Sono numerose le danze popolari del Friuli, alcune di esse anche assai antiche. Generalmente le danze friulane rappresentavano aspetti della vita affettiva, in particolare: il corteggiamento, il fidanzamento e il matrimonio. Così, durante l’estate si ballava all’aperto, d’inverno, invece, le famiglie si ritrovavano nelle stalle.
Fino agli anni ’50 la danza popolare era molto diffusa; l’accompagnamento musicale veniva fatto per lo più con la fisarmonica, col lirion, il flauto e il violino.
La furlana (anche forlana, frullana o friulana) è una danza molto allegra che si balla in una o in più coppie.
L'origine è popolare, ma attraverso Venezia divenne di gran moda in tutta l'alta Italia e, nel XVII secolo, anche alla corte di re Luigi XIV.
La furlana era ballata in tondo, a gruppi di due o quattro persone. I ballerini avevano le mani intrecciate sopra la testa ed alternavano passi normali a salti di media lunghezza.
Il vero successo di questa danza si ebbe proprio dopo che si nobilitò, grazie alla adozione da parte dell'aristocrazia veneziana.
Questa danza si è ballata fino alla prima guerra mondiale ma ha subito, nel corso del tempo, modifiche, aggiustamenti e cambiamenti di tipo coreografico.
https://youtu.be/EewwIr31UA8
La danza "furlana", che si ritiene nata proprio in Friuli, intorno al 1574 raggiunse la massima diffusione in quel di Venezia nel corso del XVIII secolo, coinvolgendo in questo ballo tutte le classi sociali, compresa l’aristocrazia. L’interpretazione del ballo si differenzia da paese a paese, in tutti però si pone come danza di corteggiamento: è una danza che esprime le schermaglie amorose tra due innamorati.
La furlana è già citata da fonti scritte del XVI sec., ma è Venezia il centro di irradiazione di questo ballo, che oltrepassò i confini della repubblica veneziana e dell'Italia, per affermarsi in Francia e nelle corti europee come ballo di moda soprattutto nel XVII e XVIII sec., per poi andare in decadenza con la fine dell'ancien régime.

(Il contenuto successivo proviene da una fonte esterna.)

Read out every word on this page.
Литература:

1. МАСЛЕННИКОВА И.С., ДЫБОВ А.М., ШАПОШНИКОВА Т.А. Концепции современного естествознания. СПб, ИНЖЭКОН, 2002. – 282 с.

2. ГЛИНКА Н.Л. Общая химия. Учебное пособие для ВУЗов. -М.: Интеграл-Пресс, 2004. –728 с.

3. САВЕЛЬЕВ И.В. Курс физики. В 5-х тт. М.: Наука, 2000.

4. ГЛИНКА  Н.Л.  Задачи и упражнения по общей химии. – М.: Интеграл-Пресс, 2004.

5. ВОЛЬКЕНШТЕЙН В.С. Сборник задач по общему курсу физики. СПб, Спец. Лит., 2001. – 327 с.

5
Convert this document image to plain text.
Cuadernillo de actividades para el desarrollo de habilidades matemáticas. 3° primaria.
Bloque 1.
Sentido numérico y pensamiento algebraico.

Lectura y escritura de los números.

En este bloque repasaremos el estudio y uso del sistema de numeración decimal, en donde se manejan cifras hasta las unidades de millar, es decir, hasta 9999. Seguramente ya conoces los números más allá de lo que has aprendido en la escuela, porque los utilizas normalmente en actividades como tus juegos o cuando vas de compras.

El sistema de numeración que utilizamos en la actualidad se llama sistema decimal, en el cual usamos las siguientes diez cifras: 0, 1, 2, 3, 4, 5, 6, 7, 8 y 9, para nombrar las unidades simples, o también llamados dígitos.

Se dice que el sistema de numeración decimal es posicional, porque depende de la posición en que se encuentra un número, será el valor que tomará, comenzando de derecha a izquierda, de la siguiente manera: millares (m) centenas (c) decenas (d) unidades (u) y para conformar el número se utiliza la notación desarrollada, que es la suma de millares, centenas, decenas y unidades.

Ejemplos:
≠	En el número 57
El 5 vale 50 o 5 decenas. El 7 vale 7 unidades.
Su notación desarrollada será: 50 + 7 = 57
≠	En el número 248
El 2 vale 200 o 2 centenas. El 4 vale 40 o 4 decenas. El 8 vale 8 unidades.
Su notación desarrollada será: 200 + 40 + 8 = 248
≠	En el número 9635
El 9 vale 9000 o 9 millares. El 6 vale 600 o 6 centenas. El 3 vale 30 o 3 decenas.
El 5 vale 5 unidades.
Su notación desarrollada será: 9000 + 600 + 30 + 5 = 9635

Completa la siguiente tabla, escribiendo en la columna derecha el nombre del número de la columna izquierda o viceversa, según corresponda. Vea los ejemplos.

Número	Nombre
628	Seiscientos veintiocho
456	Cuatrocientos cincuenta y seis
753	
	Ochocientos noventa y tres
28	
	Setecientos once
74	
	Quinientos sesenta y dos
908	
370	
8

https://youtu.be/3pHHa1o6ffk
Attualmente si riscontrano numerose varianti coreografiche che complicano la ricerca per individuare un eventuale archetipo, infatti il proliferare di numerose e diversificate forme coreutiche fa pensare alla furlana come ad un ampio “contenitore” nel quale sono poi finite strutture cinetiche e melodie diverse che vanno sotto il nome di furlana, così come è successo per altri balli.
Sono stati documentati due prevalenti modelli tipologici del ballo: uno eseguito in genere a quattro ballerini (o più raramente in coppia) ed uno molto più libero, eseguibile da uno o più ballerini, appartenente ad un genere diverso e più antico di danza.
L’armonizzazione di questa danza è stata inserita nelle composizioni di diversi artisti di musica colta, in particolare Bach e Ravel.